SAN JOSE, Calif. (KRON) — In Santa Clara County, the race for the next District Attorney has officially begun. 

Santa Clara County Deputy Public Defender and criminal justice reform advocate, Sajid Khan will challenge current DA Jeff Rosen, who is seeking a fourth consecutive term.

“I went to law school wanting to do civil rights work and then discovered that the real significance of civil rights and human rights work is in being a public defender, being in our courthouse fighting for the constitutional rights of the accused,” said Khan.

“And many people saw in me the person to challenge our current district attorney’s office and lead our DA’s office in this new direction of safety, justice, and dignity for all people.” 

Khan will be Rosen’s first challenger since Rosen was elected over his boss, one-term incumbent Dolores Carr in 2010. 

Since then Rosen has run unopposed, both in 2014 and in 2018. 

Khan tells KRON4 News time has come for Santa Clara County to have a true, real progressive DA. 

“I’m running to fight systemic racism, to end mass incarceration, and to build a justice system that ensures the dignity and safety of all our fellow human beings in this county, in the place that I grew up and the place that I call home,” said Khan. 
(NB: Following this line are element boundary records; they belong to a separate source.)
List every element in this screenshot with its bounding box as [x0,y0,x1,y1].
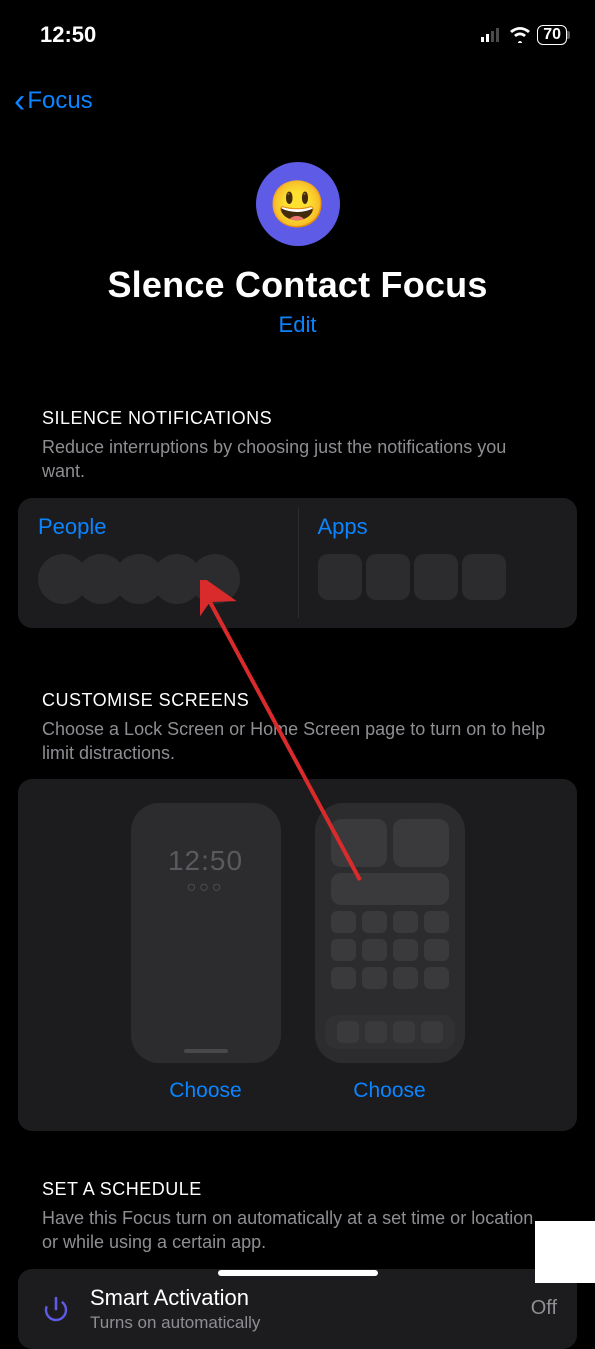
apps-squares [318,554,558,600]
battery-icon: 70 [537,25,567,45]
choose-lock-button[interactable]: Choose [169,1079,241,1103]
row-text: Smart Activation Turns on automatically [90,1285,515,1333]
power-icon [38,1291,74,1327]
wifi-icon [509,27,531,43]
status-right: 70 [481,25,567,45]
apps-label: Apps [318,514,558,540]
system-home-indicator-icon [218,1270,378,1276]
focus-emoji-icon: 😃 [256,162,340,246]
silence-section: SILENCE NOTIFICATIONS Reduce interruptio… [0,408,595,628]
home-grid [323,811,457,997]
lock-screen-column: 12:50 ○○○ Choose [131,803,281,1103]
screens-card: 12:50 ○○○ Choose Choose [18,779,577,1131]
nav-bar: ‹ Focus [0,58,595,128]
status-time: 12:50 [40,22,96,48]
silence-desc: Reduce interruptions by choosing just th… [18,429,577,484]
row-value: Off [531,1297,557,1320]
silence-header: SILENCE NOTIFICATIONS [18,408,577,429]
people-card[interactable]: People [18,498,298,628]
choose-home-button[interactable]: Choose [353,1079,425,1103]
schedule-desc: Have this Focus turn on automatically at… [18,1200,577,1255]
silence-cards: People Apps [18,498,577,628]
schedule-section: SET A SCHEDULE Have this Focus turn on a… [0,1179,595,1349]
row-title: Smart Activation [90,1285,515,1311]
screens-section: CUSTOMISE SCREENS Choose a Lock Screen o… [0,690,595,1132]
apps-card[interactable]: Apps [298,498,578,628]
schedule-header: SET A SCHEDULE [18,1179,577,1200]
home-screen-preview[interactable] [315,803,465,1063]
screens-desc: Choose a Lock Screen or Home Screen page… [18,711,577,766]
back-chevron-icon[interactable]: ‹ [14,84,25,118]
lock-time: 12:50 [168,845,243,877]
status-bar: 12:50 70 [0,0,595,58]
row-sub: Turns on automatically [90,1313,515,1333]
smart-activation-row[interactable]: Smart Activation Turns on automatically … [18,1269,577,1349]
lock-screen-preview[interactable]: 12:50 ○○○ [131,803,281,1063]
people-label: People [38,514,278,540]
focus-hero: 😃 Slence Contact Focus Edit [0,162,595,338]
home-indicator-icon [184,1049,228,1053]
dock-icon [325,1015,455,1049]
people-circles [38,554,278,604]
lock-dots: ○○○ [187,879,225,897]
cellular-icon [481,28,503,42]
screens-header: CUSTOMISE SCREENS [18,690,577,711]
overlay-patch [535,1221,595,1283]
focus-title: Slence Contact Focus [0,264,595,306]
back-button[interactable]: Focus [27,87,92,115]
edit-button[interactable]: Edit [279,312,317,338]
home-screen-column: Choose [315,803,465,1103]
schedule-list: Smart Activation Turns on automatically … [18,1269,577,1349]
Khan, a 13-year veteran public defender, is the latest in a wave of progressive prosecutors around the country amid calls for police and criminal justice reform. 

Last Sunday afternoon, Khan officially announced his campaign at a just reform rally calling for an end to mass incarceration, the movement for racial justice and to bring progressive leadership at the county’s DA’s office. 

“I’m rooted here in this community, I know this community, I’m invested here, and I want to ensure dignity and safety for all the people and all 15 cities of this 2 million-person county,” said Khan.

“Specifically I want to stop the practice of prosecuting kids as adults,” Khan added.

“I am also committed to ending the practice of three strikes enhancements that results in disproportionate and excessive sentences that don’t make our community safer and that result in mass incarceration and result in racial disparities.”

Khan says, if elected, he is also committed to holding police officers accountable, citing the national criticism San Jose police officers received over the handling in responding to demonstrators.

“Right now we have a DA’s office that has failed to hold police officers accountable and then made us ultimately less safe, especially communities of color,” said Khan.

“We have a DA who has been unwilling to prosecute any of the San Jose police officers who have killed 18 human beings in our city in the last five years, 15 of which were people of color,” Khan added.

“And that doesn’t even include police officers who use excessive force that doesn’t result in the death of somebody.”

Khan was born in San Jose to Muslim immigrant parents from Madras, India. His mother worked as a laboratory scientist at O’Connor Hospital and his late father was a physicist in the semiconductor industry.